Total monthly rainfall: 170 millimetres.  Maximum daily rainfall: 29.5 millimetres (3rd October).

There were 14 days when measurable rain fell, and 20 days when cloud-cover was 100% for at least part of the day.

Maximum temperature on the warmest day was 19C on the 9th October. Maximum temperature on the coldest day was 12C on October 21st. There were 24 days when the temperature reached 15C or above.

 

Strong-to gale-force winds persisted for 10 days; fog or heavy mist for 5 days between the 12th and 25th, and there was overnight frost on the morning of the 22nd

The 65 wildflower species already recorded this year increased to 66 with the discovery of some corn mint recorded on 28th October. This is a new discovery for us beside a recently dredged out drainage ditch – obviously old seed trapped in the mud many years ago. Only 21 wildflower species were still in bloom at the end of October.

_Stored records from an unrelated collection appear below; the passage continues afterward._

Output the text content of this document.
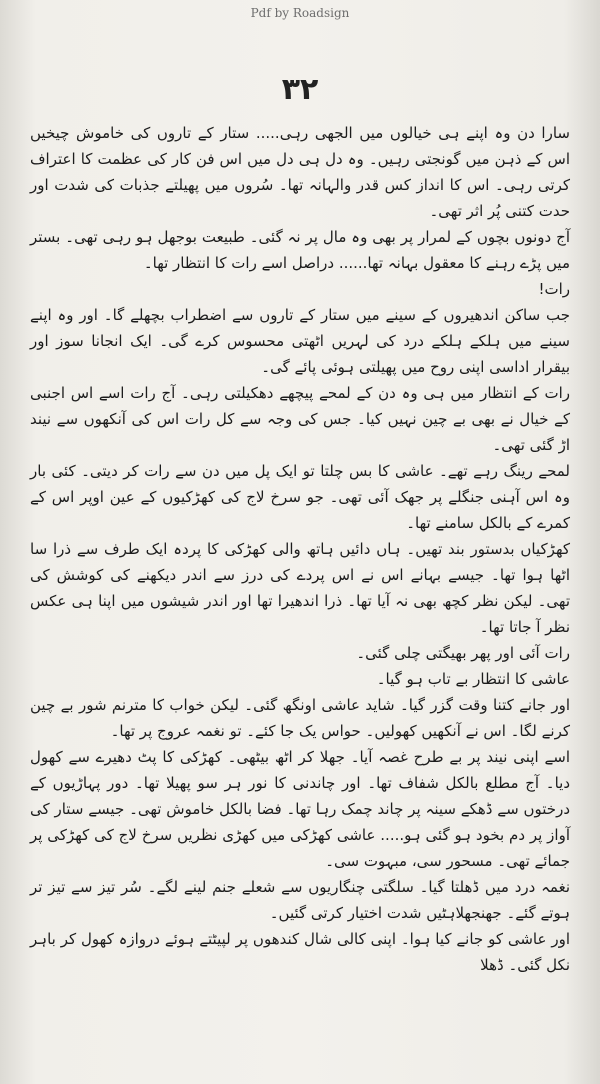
Pdf by Roadsign
۳۲

سارا دن وہ اپنے ہی خیالوں میں الجھی رہی..... ستار کے تاروں کی خاموش چیخیں اس کے ذہن میں گونجتی رہیں۔ وہ دل ہی دل میں اس فن کار کی عظمت کا اعتراف کرتی رہی۔ اس کا انداز کس قدر والہانہ تھا۔ سُروں میں پھیلتے جذبات کی شدت اور حدت کتنی پُر اثر تھی۔

آج دونوں بچوں کے لمرار پر بھی وہ مال پر نہ گئی۔ طبیعت بوجھل ہو رہی تھی۔ بستر میں پڑے رہنے کا معقول بہانہ تھا...... دراصل اسے رات کا انتظار تھا۔

رات!

جب ساکن اندھیروں کے سینے میں ستار کے تاروں سے اضطراب بچھلے گا۔ اور وہ اپنے سینے میں ہلکے ہلکے درد کی لہریں اٹھتی محسوس کرے گی۔ ایک انجانا سوز اور بیقرار اداسی اپنی روح میں پھیلتی ہوئی پائے گی۔

رات کے انتظار میں ہی وہ دن کے لمحے پیچھے دھکیلتی رہی۔ آج رات اسے اس اجنبی کے خیال نے بھی بے چین نہیں کیا۔ جس کی وجہ سے کل رات اس کی آنکھوں سے نیند اڑ گئی تھی۔

لمحے رینگ رہے تھے۔ عاشی کا بس چلتا تو ایک پل میں دن سے رات کر دیتی۔ کئی بار وہ اس آہنی جنگلے پر جھک آئی تھی۔ جو سرخ لاج کی کھڑکیوں کے عین اوپر اس کے کمرے کے بالکل سامنے تھا۔

کھڑکیاں بدستور بند تھیں۔ ہاں دائیں ہاتھ والی کھڑکی کا پردہ ایک طرف سے ذرا سا اٹھا ہوا تھا۔ جیسے بہانے اس نے اس پردے کی درز سے اندر دیکھنے کی کوشش کی تھی۔ لیکن نظر کچھ بھی نہ آیا تھا۔ ذرا اندھیرا تھا اور اندر شیشوں میں اپنا ہی عکس نظر آ جاتا تھا۔

رات آئی اور پھر بھیگتی چلی گئی۔

عاشی کا انتظار بے تاب ہو گیا۔

اور جانے کتنا وقت گزر گیا۔ شاید عاشی اونگھ گئی۔ لیکن خواب کا مترنم شور بے چین کرنے لگا۔ اس نے آنکھیں کھولیں۔ حواس یک جا کئے۔ تو نغمہ عروج پر تھا۔

اسے اپنی نیند پر بے طرح غصہ آیا۔ جھلا کر اٹھ بیٹھی۔ کھڑکی کا پٹ دھیرے سے کھول دیا۔ آج مطلع بالکل شفاف تھا۔ اور چاندنی کا نور ہر سو پھیلا تھا۔ دور پہاڑیوں کے درختوں سے ڈھکے سینہ پر چاند چمک رہا تھا۔ فضا بالکل خاموش تھی۔ جیسے ستار کی آواز پر دم بخود ہو گئی ہو..... عاشی کھڑکی میں کھڑی نظریں سرخ لاج کی کھڑکی پر جمائے تھی۔ مسحور سی، مبہوت سی۔

نغمہ درد میں ڈھلتا گیا۔ سلگتی چنگاریوں سے شعلے جنم لینے لگے۔ سُر تیز سے تیز تر ہوتے گئے۔ جھنجھلاہٹیں شدت اختیار کرتی گئیں۔

اور عاشی کو جانے کیا ہوا۔ اپنی کالی شال کندھوں پر لپیٹتے ہوئے دروازہ کھول کر باہر نکل گئی۔ ڈھلا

Ripe conkers on the horse chestnut tree began to fall on the 1st October, and ivy flowers began releasing pollen on the 5th. Holly berries became fully ripe on the 29th.

We did not add to the 25 butterfly species already seen here  this year, but of these, we only saw a clouded yellow on the 3rd, comma and small tortoiseshell on the 22nd and red admiral on hebe and apple drops until the end of October.

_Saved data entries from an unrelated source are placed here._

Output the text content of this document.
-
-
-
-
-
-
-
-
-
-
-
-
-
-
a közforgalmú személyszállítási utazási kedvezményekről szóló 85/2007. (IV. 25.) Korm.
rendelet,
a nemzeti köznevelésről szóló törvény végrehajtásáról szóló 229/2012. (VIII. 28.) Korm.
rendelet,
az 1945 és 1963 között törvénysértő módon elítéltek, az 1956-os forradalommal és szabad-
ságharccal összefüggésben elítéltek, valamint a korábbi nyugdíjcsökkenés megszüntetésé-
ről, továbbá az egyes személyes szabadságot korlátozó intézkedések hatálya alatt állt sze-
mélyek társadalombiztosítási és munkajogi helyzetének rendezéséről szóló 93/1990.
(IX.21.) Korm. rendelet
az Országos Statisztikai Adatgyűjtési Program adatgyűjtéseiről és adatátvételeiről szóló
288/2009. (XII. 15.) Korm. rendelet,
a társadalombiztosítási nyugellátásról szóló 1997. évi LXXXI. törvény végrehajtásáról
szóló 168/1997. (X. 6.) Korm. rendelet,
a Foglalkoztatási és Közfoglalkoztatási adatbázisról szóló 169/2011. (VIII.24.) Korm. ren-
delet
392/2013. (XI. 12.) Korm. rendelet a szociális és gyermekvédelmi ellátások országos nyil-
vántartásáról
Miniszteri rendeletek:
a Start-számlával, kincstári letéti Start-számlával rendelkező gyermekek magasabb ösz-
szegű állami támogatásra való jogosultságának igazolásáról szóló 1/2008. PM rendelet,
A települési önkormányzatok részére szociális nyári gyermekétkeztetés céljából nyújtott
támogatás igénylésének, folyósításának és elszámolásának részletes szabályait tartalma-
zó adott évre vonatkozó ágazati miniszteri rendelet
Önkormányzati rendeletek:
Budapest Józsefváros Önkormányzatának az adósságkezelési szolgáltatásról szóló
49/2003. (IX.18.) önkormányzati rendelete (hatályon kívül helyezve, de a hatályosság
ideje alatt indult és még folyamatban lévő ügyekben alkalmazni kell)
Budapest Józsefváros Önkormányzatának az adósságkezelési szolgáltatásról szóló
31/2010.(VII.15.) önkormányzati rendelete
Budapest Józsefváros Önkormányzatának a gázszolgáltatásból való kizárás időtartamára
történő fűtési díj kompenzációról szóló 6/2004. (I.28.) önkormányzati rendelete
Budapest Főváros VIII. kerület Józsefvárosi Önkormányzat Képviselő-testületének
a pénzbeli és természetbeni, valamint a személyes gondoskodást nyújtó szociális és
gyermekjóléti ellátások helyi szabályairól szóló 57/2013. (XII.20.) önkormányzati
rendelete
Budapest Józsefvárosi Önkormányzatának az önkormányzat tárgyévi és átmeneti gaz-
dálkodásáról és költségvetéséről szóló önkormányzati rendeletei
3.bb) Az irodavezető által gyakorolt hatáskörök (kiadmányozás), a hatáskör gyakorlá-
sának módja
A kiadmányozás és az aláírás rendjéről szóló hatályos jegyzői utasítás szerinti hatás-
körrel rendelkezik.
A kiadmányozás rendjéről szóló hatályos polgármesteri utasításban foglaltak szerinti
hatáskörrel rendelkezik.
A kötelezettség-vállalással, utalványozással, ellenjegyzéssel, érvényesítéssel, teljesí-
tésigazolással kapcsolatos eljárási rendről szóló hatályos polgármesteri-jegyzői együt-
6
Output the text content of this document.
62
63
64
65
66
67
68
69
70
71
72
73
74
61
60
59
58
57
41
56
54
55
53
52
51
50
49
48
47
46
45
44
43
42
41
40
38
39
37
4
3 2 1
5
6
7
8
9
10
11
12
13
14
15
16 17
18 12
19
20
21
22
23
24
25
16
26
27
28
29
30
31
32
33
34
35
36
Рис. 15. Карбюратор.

We have had a poor year recording moths, with none at all on fence-posts (usually a prolific source), and few in lighted porches or on lighted windows. We have, however spotted three probable November moths in flight among the woodland margins from the 26th, bringing our total to 27 species for the year so far.

Our 20 dragonfly species seen this year ended with only 3 species still on site at the end of October. We lost brown hawker and ruddy darter on the 3rd, leaving us with migrant hawker, common darter, and willow emerald damselfly going into November.

Flocks of Canada geese regularly flew over, called-to by our white gander. Sometimes they landed and stayed for a while. About 200 starlings continued their wonderful evening murmuration here, landing back and forth on their favourite old oak tree in the hedge, and overflowing along the electricity cables behind.

The grey heron continued to visit almost daily and a buzzard flew slowly over our fields on sunny afternoons. The big surprise was a visit from a golden eagle to the hedgerow oak on November 24th. Our daughter Diana tried to creep close enough to get a picture, but it saw her and made a hasty departure.  Finally, a small flock of common gulls passed over on the 26th.

Progress to autumn colours has been late this year – the main exception being our island poplar, which showed first signs of yellowing leaves on October 1st, and was bare by the 19th. Horse chestnut leaves turned brown by the 10th, but plenty of leaves still remained by the end of the month. Between the 11th and 16th October hazel, hornbeam, hawthorn and field maple all showed varying degrees of yellow leaf-tint.

Strong winds on the 29th brought down many leaves all around the property, and some oak leaves started to show autumn colours for the first time.